Note that Dunks and Bits won’t kill the mosquitoes you may already have; they only prevent the larvae from hatching, so if you have some of the Amdro spray (or any kind of mosquito fogger) that can quickly down any active mosquitoes in your yard.

No reason not to use up the stuff you’ve already bought but I suggest the Dunks or Bits for next time.

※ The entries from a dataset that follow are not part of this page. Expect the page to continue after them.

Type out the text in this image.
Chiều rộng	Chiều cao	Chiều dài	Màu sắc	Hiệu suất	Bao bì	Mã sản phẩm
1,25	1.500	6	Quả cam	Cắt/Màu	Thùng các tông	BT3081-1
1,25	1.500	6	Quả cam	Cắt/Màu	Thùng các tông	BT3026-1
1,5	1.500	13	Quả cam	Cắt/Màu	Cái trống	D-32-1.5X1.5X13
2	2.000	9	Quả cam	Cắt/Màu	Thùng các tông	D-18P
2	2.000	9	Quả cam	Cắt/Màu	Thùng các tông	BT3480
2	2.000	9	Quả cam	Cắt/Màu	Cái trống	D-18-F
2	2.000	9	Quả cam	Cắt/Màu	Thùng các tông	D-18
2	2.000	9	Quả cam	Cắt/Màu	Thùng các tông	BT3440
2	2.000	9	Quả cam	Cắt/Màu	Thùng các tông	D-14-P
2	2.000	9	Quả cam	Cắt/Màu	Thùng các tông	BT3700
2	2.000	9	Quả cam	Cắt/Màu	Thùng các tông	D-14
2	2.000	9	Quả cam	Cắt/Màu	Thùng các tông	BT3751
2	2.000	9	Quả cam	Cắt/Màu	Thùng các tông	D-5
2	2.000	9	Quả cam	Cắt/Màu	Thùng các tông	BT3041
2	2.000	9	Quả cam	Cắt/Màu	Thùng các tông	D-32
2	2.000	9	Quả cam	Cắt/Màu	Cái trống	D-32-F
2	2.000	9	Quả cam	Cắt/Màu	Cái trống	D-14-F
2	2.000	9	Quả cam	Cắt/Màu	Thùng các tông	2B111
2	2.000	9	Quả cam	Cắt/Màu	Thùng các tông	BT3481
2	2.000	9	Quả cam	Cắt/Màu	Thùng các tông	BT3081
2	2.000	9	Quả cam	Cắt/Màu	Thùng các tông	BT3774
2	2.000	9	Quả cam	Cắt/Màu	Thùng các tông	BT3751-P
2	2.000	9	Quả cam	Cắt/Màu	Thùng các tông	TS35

And a bat house is great idea.

I’m not quite sure I get what you mean by “their base units aren’t great for most things we measure”. The difference between the 30,000 litres and the 5,984 gallons is solely due to rounding when I converted feet and inches into centimetres: I took the foot as 30 centimetres exactly, and then rounded the result to whole metres for the length and width of the area. But since the original measurements in feet were only approximate, the figure 5,984 gives a false sense of precision. You can’t have a result that’s more precise than the numbers you started with. The difference has nothing to do with any inherent features of the metric system.

Tosh and nonsense.

1mile+1 furlong+1 chain+1 rod+1 fathom+1 inch = 1837.5122 metres

1 hogshead+1 firkin+1 gallon+1 pint+1 schooner+1 fluid ounce=285.0076 litres

Calculations which are infeasible in the archaic units even if you know they are imperial/US or liquid/dry or Troy/Avoirdupois et al.

English units are also great if you want to divide by 3. If you have a 2ft long sub and three people to eat it how long is each person going to get. Answer 8 inches. If you have a 2 meter sub and three people to eat it each person gets 66.6666666667 cm (give or take an atom).